Kochbananen, Schildkröten-Babys und israelische Datteln ...
... habe ich noch nie gesehen. Während meine Freunde um die Welt reisten, zog ich 'nur' nach Frankreich. Und versuche jetzt vergeblich 10 Monate Freiwilligendienst in 4.000 Zeichen zu quetschen. Ich habe keinen Erfolg, finde nicht die Worte, um zu beschreiben, wie wichtig das letzte Jahr für mich war. Muss ich eigentlich auch nicht. Ich weiß es. Meine Freunde wissen es.
Stellen wir uns aber trotzdem einmal - so rein hypothetisch - folgende Situation vor ...
Wir sitzen barfuß im Garten, spielen Tischtennis und genießen die letzten Sonnenstrahlen des Tages. Es gibt Dosenbier, billigen Wein und auf dem Grill liegen Steaks und Tofu-Würstchen. Also eigentlich alles wie immer - wie vor einem Jahr. Doch die Gespräche haben sich geändert: Statt über den neuesten Gossip reden wir über ghanaische Kinder, israelische Autisten, Schildkröten-Babys in Costa Rica – und ganz am Rande über die (Schul-)Probleme von jungen Bauern in der Normandie.

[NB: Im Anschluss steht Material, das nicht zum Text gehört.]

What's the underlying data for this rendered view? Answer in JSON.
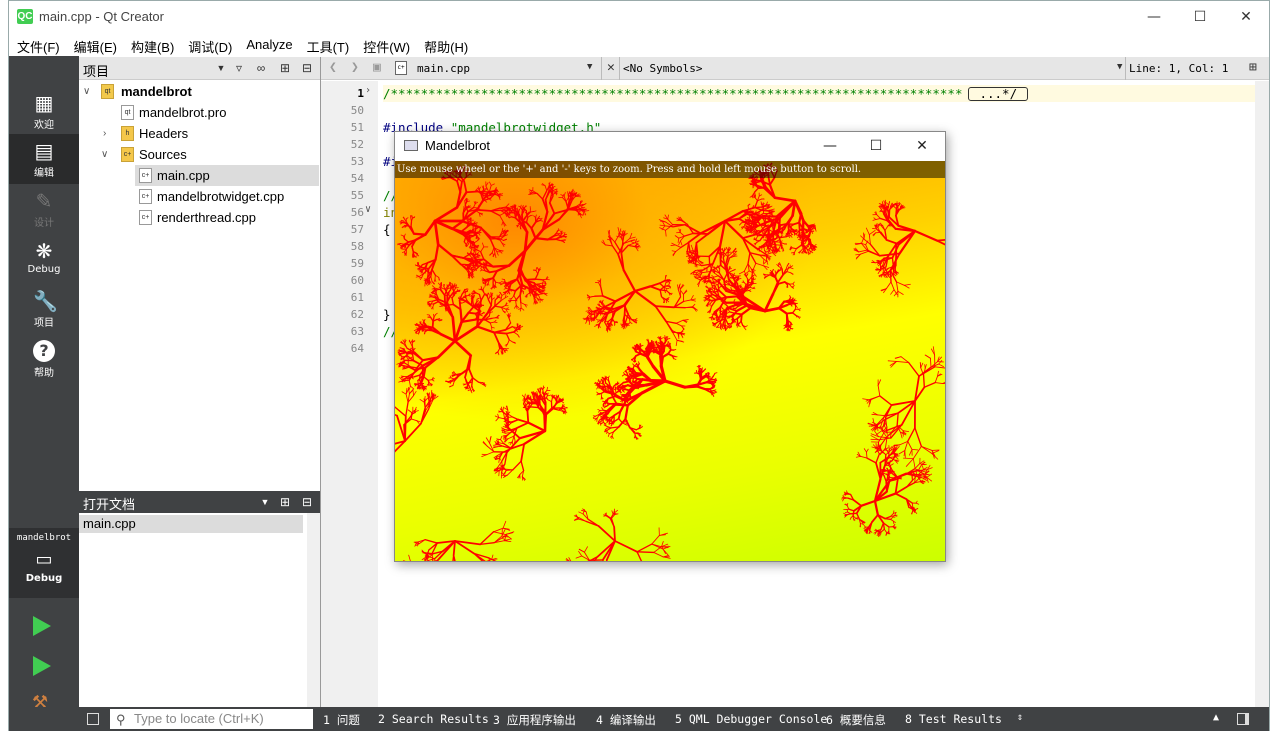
{
  "window": {
    "title": "main.cpp - Qt Creator",
    "logo": "QC"
  },
  "menu": [
    "文件(F)",
    "编辑(E)",
    "构建(B)",
    "调试(D)",
    "Analyze",
    "工具(T)",
    "控件(W)",
    "帮助(H)"
  ],
  "modes": {
    "welcome": "欢迎",
    "edit": "编辑",
    "design": "设计",
    "debug": "Debug",
    "projects": "项目",
    "help": "帮助",
    "kit_project": "mandelbrot",
    "kit_build": "Debug"
  },
  "project_panel": {
    "title": "项目",
    "root": "mandelbrot",
    "items": [
      {
        "label": "mandelbrot.pro",
        "icon": "pro-file-icon"
      },
      {
        "label": "Headers",
        "icon": "folder-icon"
      },
      {
        "label": "Sources",
        "icon": "folder-icon"
      },
      {
        "label": "main.cpp",
        "icon": "cpp-file-icon"
      },
      {
        "label": "mandelbrotwidget.cpp",
        "icon": "cpp-file-icon"
      },
      {
        "label": "renderthread.cpp",
        "icon": "cpp-file-icon"
      }
    ]
  },
  "open_docs": {
    "title": "打开文档",
    "items": [
      "main.cpp"
    ]
  },
  "editor": {
    "file": "main.cpp",
    "symbols": "<No Symbols>",
    "position": "Line: 1, Col: 1",
    "line_numbers": [
      "1",
      "50",
      "51",
      "52",
      "53",
      "54",
      "55",
      "56",
      "57",
      "58",
      "59",
      "60",
      "61",
      "62",
      "63",
      "64"
    ],
    "lines": {
      "l1": "/****************************************************************************",
      "l1_fold": "...*/",
      "l51a": "#include ",
      "l51b": "\"mandelbrotwidget.h\"",
      "l53": "#i",
      "l55": "//",
      "l56": "in",
      "l57": "{",
      "l62": "}",
      "l63": "//"
    }
  },
  "mandelbrot": {
    "title": "Mandelbrot",
    "hint": "Use mouse wheel or the '+' and '-' keys to zoom. Press and hold left mouse button to scroll."
  },
  "statusbar": {
    "locate_placeholder": "Type to locate (Ctrl+K)",
    "tabs": [
      "1  问题",
      "2  Search Results",
      "3  应用程序输出",
      "4  编译输出",
      "5  QML Debugger Console",
      "6  概要信息",
      "8  Test Results"
    ]
  },
  "colors": {
    "sidebar": "#404244",
    "accent": "#41cd52",
    "fractal_red": "#ff0000",
    "fractal_yellow": "#ffff00"
  }
}
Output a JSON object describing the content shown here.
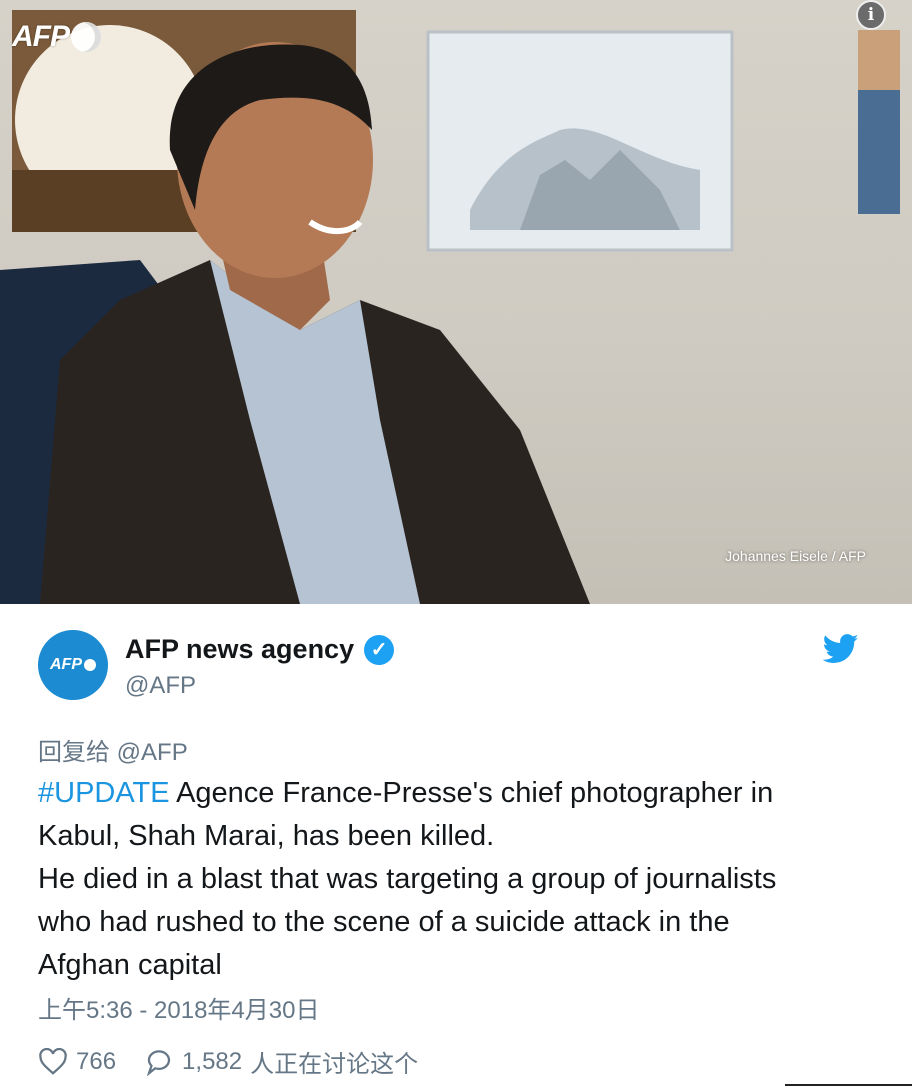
{
  "photo": {
    "logo_text": "AFP",
    "credit": "Johannes Eisele / AFP",
    "info_icon": "i"
  },
  "tweet": {
    "avatar_text": "AFP",
    "display_name": "AFP news agency",
    "handle": "@AFP",
    "verified_icon": "verified-badge-icon",
    "brand_icon": "twitter-bird-icon",
    "reply_to": "回复给 @AFP",
    "hashtag": "#UPDATE",
    "text_line1_rest": " Agence France-Presse's chief photographer in",
    "text_line2": "Kabul, Shah Marai, has been killed.",
    "text_line3": "He died in a blast that was targeting a group of journalists",
    "text_line4": "who had rushed to the scene of a suicide attack in the",
    "text_line5": "Afghan capital",
    "timestamp": "上午5:36 - 2018年4月30日",
    "likes": "766",
    "replies": "1,582",
    "discussing": "人正在讨论这个"
  },
  "colors": {
    "link": "#1b95e0",
    "twitter_blue": "#1da1f2",
    "secondary_text": "#657786",
    "afp_blue": "#1c8bd1"
  }
}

Schon vor einem Jahr – kurz nach dem Abitur - saßen wir so zusammen. Voller Tatendrang. Die Anderen zog es in die weite Welt hinaus: Ghana, Chile, Australien, Israel, Costa Rica. Und ich ? Ich zog nach Frankreich – mehr oder weniger unüberlegt, weil ich für viele Programme aus Unentschlossenheit den Termin für die Bewerbungen schlichtweg verpasst habe. Ich sah also fast schon neidisch zu, wie die anderen Visen beantragten, sich impfen ließen, hebräisch lernten.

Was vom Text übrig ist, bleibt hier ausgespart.